What a start to the fiscal year! FDI data for July 2018 shows how Murphy’s Law is played out in real life: gross FDI inflow is down 34 percent, while gross outflow is up 18 percent. The result: net FDI is down 45 percent.
Investments from our Chinese brothers in July 2018 remained at last year’s level; $74.5 million as against $73.4 million in July 2017. This means that Pakistan’s reliance on Sino-investments has increased one notch further.
It also means that non-Chinese FDI was in fact down by 66 percent year-on-year in July 2018. This is a continuation of the trend seen in last fiscal year when non-Chinese FDI fell 22 percent. A continuation of this trend will push Pakistan further into the heart of what’s called the Dutch disease. (See BR Research ‘Wanted: FDI miracles’ for detailed background on FDI trends, July 19, 2018)
The easiest answer to this trend is the oft cited ease of doing business problems, etcetera. But as BR Research’s analysis of comparative historical returns enjoyed by US investors in Pakistan showed earlier this month, when the returns are high, the arguments like consistency in policy and cost of doing business become somewhat irrelevant, and problems of perception or image takes front seat. (See BR Research ‘Why US investors are shy of Pakistan?’ Aug 8, 2018)

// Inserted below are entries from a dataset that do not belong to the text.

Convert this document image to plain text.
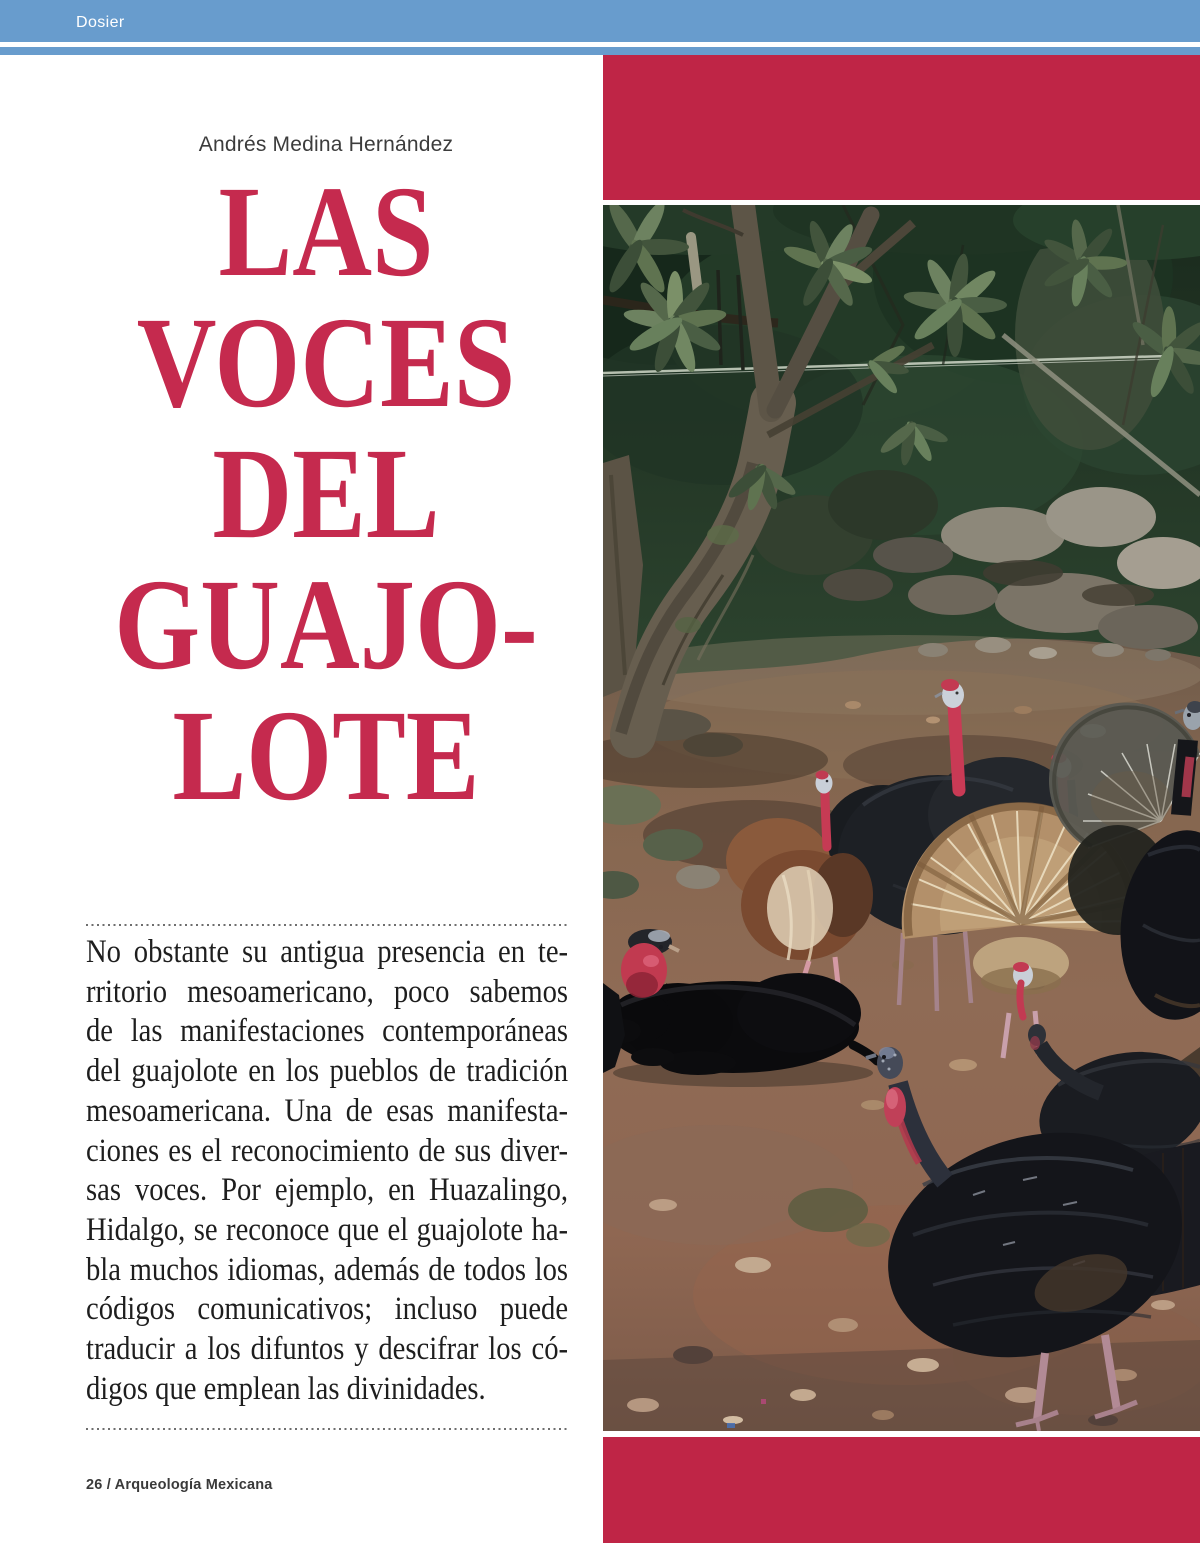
Dosier
Andrés Medina Hernández
LAS
VOCES
DEL
GUAJO-
LOTE
No obstante su antigua presencia en te-
rritorio mesoamericano, poco sabemos
de las manifestaciones contemporáneas
del guajolote en los pueblos de tradición
mesoamericana. Una de esas manifesta-
ciones es el reconocimiento de sus diver-
sas voces. Por ejemplo, en Huazalingo,
Hidalgo, se reconoce que el guajolote ha-
bla muchos idiomas, además de todos los
códigos comunicativos; incluso puede
traducir a los difuntos y descifrar los có-
digos que emplean las divinidades.
26 / Arqueología Mexicana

This brings us to the role of apex investment promotion agency: the federal Board of Investment (BoI). At the one end, Pakistan’s BoI has been unable to successfully implement second generation FDI promotion policies that aim at boosting a country’s exports, productivity and technology adoption. At the other end, the BoI’s focus on image building and investment generation has been weak.

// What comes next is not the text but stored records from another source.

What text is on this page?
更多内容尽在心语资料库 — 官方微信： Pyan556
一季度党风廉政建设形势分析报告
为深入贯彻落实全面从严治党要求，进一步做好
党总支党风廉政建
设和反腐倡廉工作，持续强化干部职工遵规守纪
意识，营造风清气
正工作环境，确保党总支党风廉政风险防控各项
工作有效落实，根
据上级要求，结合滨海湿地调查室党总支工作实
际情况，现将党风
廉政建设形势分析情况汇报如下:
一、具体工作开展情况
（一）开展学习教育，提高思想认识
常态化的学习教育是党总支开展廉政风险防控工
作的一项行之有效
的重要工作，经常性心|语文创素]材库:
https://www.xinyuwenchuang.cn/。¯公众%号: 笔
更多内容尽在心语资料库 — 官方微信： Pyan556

The former includes activities like advertising in general financial media; participating in investment exhibitions; advertising in industry or sector specific media; conducting general investment missions from source country to host country or from host country to source country; and conducting general information seminars on investment opportunities. The latter includes activities like engaging in conducting industry- or sector-specific information seminars; and engaging in firm-and or industry specific research followed by sales presentations.
In the just ended political regime, the PML-N had begun to experiment with promotional activities, holding daylong conferences in Islamabad for two years in a row. But the agenda soon withered after the then Chairman BoI Miftah Ismail was first tasked with the job to tackle PTI’s aggressive campaign on media and later assigned as an advisor on fiscal affairs. The BoI was therefore left with narrow agenda of improving ease of doing business, and some aspects of providing investor services. How might the PTI will do things differently? One will have to wait and see since its manifesto is silent about the BoI.